6. Enfin, selon l'article L. 3171-4 du code du travail, en cas de litige relatif à l'existence ou au nombre d'heures de travail accomplies, l'employeur fournit au juge les éléments de nature à justifier les horaires effectivement réalisés par le salarié. Au vu de ces éléments et de ceux fournis par le salarié à l'appui de sa demande, le juge forme sa conviction après avoir ordonné, en cas de besoin, toutes les mesures d'instruction qu'il estime utiles. Si le décompte des heures de travail accomplies par chaque salarié est assuré par un système d'enregistrement automatique, celui-ci doit être fiable et infalsifiable.
7. Il résulte de ces dispositions, qu'en cas de litige relatif à l'existence ou au nombre d'heures de travail accomplies, il appartient au salarié de présenter, à l'appui de sa demande, des éléments suffisamment précis quant aux heures non rémunérées qu'il prétend avoir accomplies afin de permettre à l'employeur, qui assure le contrôle des heures de travail effectuées, d'y répondre utilement en produisant ses propres éléments.
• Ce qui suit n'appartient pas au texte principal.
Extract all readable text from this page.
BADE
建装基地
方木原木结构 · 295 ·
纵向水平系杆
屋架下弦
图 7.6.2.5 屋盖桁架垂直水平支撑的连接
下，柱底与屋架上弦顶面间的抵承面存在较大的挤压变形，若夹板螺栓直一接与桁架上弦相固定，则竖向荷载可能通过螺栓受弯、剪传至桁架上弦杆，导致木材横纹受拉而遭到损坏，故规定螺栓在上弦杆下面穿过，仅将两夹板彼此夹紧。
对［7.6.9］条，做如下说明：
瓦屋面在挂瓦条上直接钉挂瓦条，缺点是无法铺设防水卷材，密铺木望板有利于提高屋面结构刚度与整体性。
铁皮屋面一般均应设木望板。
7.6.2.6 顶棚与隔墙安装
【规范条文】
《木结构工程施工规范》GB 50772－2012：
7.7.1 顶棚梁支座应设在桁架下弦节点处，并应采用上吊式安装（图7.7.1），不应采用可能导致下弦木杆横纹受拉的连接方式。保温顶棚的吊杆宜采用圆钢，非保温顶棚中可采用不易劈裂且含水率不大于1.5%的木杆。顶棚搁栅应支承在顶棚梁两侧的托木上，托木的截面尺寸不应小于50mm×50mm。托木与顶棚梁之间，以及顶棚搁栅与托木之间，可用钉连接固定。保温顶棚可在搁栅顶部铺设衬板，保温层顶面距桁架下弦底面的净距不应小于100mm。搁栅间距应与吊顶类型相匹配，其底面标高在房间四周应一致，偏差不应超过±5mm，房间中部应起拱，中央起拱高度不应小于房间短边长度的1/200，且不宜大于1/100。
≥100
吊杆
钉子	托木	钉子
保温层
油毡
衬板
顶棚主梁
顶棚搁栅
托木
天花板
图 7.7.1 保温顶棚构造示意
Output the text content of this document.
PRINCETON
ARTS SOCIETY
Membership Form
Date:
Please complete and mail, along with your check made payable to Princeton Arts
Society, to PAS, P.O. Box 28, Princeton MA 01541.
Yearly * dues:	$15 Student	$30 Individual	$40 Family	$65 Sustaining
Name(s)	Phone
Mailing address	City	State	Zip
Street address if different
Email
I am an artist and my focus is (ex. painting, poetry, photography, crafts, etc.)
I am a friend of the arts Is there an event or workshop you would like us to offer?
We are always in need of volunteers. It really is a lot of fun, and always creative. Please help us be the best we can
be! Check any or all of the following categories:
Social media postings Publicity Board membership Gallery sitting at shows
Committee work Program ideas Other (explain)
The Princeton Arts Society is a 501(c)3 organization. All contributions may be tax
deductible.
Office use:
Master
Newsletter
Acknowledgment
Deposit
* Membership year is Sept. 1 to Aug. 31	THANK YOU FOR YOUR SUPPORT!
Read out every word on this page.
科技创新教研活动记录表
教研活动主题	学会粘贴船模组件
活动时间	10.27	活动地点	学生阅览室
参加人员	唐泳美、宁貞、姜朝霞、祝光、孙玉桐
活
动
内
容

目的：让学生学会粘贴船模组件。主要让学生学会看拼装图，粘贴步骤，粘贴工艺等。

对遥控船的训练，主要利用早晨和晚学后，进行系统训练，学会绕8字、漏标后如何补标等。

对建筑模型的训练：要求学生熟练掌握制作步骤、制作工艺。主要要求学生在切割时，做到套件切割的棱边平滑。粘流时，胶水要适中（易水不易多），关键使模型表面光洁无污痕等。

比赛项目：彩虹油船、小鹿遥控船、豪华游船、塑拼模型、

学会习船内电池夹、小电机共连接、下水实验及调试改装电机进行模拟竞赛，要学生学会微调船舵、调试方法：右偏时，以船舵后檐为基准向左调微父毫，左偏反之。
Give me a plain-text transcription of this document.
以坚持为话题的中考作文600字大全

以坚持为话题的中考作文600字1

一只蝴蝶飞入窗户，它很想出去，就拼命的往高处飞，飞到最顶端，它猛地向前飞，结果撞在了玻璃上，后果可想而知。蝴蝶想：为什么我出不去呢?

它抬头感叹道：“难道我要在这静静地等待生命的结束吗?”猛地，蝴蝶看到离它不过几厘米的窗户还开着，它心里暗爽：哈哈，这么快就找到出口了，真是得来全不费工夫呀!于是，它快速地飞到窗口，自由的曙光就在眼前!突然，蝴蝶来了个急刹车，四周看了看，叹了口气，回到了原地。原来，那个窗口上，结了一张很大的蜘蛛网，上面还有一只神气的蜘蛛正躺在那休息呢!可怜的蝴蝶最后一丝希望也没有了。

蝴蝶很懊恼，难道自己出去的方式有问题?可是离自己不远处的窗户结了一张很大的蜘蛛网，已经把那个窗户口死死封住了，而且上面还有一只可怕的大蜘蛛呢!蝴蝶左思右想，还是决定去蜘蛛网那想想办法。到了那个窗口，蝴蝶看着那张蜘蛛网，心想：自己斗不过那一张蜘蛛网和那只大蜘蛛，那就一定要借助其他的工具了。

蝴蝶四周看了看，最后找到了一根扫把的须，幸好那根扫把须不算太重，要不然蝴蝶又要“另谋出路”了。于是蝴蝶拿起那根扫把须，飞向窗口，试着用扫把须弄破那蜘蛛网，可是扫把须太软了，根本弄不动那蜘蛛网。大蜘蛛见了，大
Le juge forme sa conviction en tenant compte de l'ensemble de ces éléments au regard des exigences rappelées aux dispositions légales et réglementaires précitées. Après analyse des pièces produites par l'une et l'autre des parties, dans l'hypothèse où il retient l'existence d'heures supplémentaires, il évalue souverainement, sans être tenu de préciser le détail de son calcul, l'importance de celles-ci et fixe les créances salariales s'y rapportant.
8. Pour débouter le salarié de sa demande au titre des heures supplémentaires et des congés payés afférents, l'arrêt retient que le salarié se borne à communiquer un décompte mensuel du nombre de jours travaillés et du nombre d'heures travaillées par jour et que ce décompte n'est pas suffisamment précis pour permettre à l'employeur de produire ses propres éléments.
9. En statuant ainsi, alors qu'il résultait de ses constatations que le salarié présentait des éléments suffisamment précis pour permettre à l'employeur de répondre, la cour d'appel, qui a fait peser la charge de la preuve sur le seul salarié, a violé le texte susvisé.
PAR CES MOTIFS, la Cour :
CASSE ET ANNULE, mais seulement en ce qu'il déboute M. [J] de sa demande formée au titre des heures supplémentaires, l'arrêt rendu le 17 mars 2021, entre les parties, par la cour d'appel de Versailles ;
Remet, sur ce point, l'affaire et les parties dans l'état où elles se trouvaient avant cet arrêt et les renvoie devant la cour d'appel de Versailles autrement composée ;
Condamne la société Saipem aux dépens ;
En application de l'article 700 du code de procédure civile, rejette la demande formée par la société Saipem et la condamne à payer à M. [J] la somme de 3 000 euros ;
Dit que sur les diligences du procureur général près la Cour de cassation, le présent arrêt sera transmis pour être transcrit en marge ou à la suite de l'arrêt partiellement cassé ;
Ainsi fait et jugé par la Cour de cassation, chambre sociale, et prononcé par le président en son audience publique du douze avril deux mille vingt-trois.